Microsoft Details Performance Impact of Spectre and Meltdown Mitigations on Windows Systems (microsoft.com)
Microsoft's Windows chief Terry Myerson on Tuesday outlined how Spectre and Meltdown firmware updates may affect PC performance. From a blog post: With Windows 10 on newer silicon (2016-era PCs with Skylake, Kabylake or newer CPU), benchmarks show single-digit slowdowns, but we don't expect most users to notice a change because these percentages are reflected in milliseconds.
With Windows 10 on older silicon (2015-era PCs with Haswell or older CPU), some benchmarks show more significant slowdowns, and we expect that some users will notice a decrease in system performance. With Windows 8 and Windows 7 on older silicon (2015-era PCs with Haswell or older CPU), we expect most users to notice a decrease in system performance.
Windows Server on any silicon, especially in any IO-intensive application, shows a more significant performance impact when you enable the mitigations to isolate untrusted code within a Windows Server instance. This is why you want to be careful to evaluate the risk of untrusted code for each Windows Server instance, and balance the security versus performance tradeoff for your environment.
For context, on newer CPUs such as on Skylake and beyond, Intel has refined the instructions used to disable branch speculation to be more specific to indirect branches, reducing the overall performance penalty of the Spectre mitigation. Older versions of Windows have a larger performance impact because Windows 7 and Windows 8 have more user-kernel transitions because of legacy design decisions, such as all font rendering taking place in the kernel.
With Windows 10 on older silicon (2015-era PCs with Haswell or older CPU), some benchmarks show more significant slowdowns, and we expect that some users will notice a decrease in system performance. With Windows 8 and Windows 7 on older silicon (2015-era PCs with Haswell or older CPU), we expect most users to notice a decrease in system performance.
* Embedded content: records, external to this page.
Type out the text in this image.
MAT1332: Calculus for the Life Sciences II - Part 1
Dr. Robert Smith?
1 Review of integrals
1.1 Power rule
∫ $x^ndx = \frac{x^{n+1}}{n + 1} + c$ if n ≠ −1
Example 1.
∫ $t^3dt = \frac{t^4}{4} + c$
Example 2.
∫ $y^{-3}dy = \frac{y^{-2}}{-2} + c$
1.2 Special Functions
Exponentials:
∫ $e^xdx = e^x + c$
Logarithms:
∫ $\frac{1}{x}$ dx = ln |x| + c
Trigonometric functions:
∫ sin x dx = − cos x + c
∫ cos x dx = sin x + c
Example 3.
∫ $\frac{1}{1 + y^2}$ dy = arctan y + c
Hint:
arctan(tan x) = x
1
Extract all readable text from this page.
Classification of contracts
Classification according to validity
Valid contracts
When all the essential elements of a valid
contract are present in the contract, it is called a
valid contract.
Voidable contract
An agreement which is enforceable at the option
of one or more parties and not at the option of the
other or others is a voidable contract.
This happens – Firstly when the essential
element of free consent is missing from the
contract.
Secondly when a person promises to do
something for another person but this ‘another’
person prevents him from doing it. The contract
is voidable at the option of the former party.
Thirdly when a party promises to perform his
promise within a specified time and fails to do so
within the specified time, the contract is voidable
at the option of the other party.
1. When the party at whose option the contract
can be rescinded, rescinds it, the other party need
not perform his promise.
Windows Server on any silicon, especially in any IO-intensive application, shows a more significant performance impact when you enable the mitigations to isolate untrusted code within a Windows Server instance. This is why you want to be careful to evaluate the risk of untrusted code for each Windows Server instance, and balance the security versus performance tradeoff for your environment.
For context, on newer CPUs such as on Skylake and beyond, Intel has refined the instructions used to disable branch speculation to be more specific to indirect branches, reducing the overall performance penalty of the Spectre mitigation. Older versions of Windows have a larger performance impact because Windows 7 and Windows 8 have more user-kernel transitions because of legacy design decisions, such as all font rendering taking place in the kernel.
Your performance will be fucked six ways to Sunday if your workload does a lot of user to kernel mode switches. Unless you fancy waiting for Intel to release fixed chips and then buying a new CPU and a new motherboard to put it in.
Ironically Intel forcing people to buy new motherboards to switch between very similar CPU generations coupled with the fact that any Intel CPU you buy now still has the bug means that its just as easy to buy an AMD CPU and motherboard than an Intel one.
Then again a new Intel chip has Process Context ID support which means the workaround for the bug is relatively low impact.
echo -e 'global _start\n _start:\n mov eax, 2\n int 80h\n jmp _start' > a.asm; nasm a.asm -f elf; ld a.o -o a;
Windows 10 sucks (quantify that)
1. Keyloggers that send your keystrokes to Microsoft to serve targets ads in the OS. *cough* I mean 'Telemetry'.
2. Inability to control patches / updates
3. Reduced control over a system I *own*
There's a good start.
~ People that think they are better than anyone else for any reason are the cause of all the strife in the world.
I am running a Skylake Core i5-6500 with 8GB RAM and a 250GB Samsung SSD with Windows 7 Home Premium and I have the patch installed and haven't observed any slowdowns.
Just kicked of a full compile (in VS 2017) of a large (~2100 files) project I have here and I saw no noticeable slowdowns compared to how fast the thing compiled before the patch. And such a thing would be highly I/O bound (reading all the input source files and things, writing out compiled obj and other files, reading toolchain binaries etc) and likely making a lot of kernel-user transitions.
I have no games on here that are demanding enough to show any observable difference between old and new so I cant test those.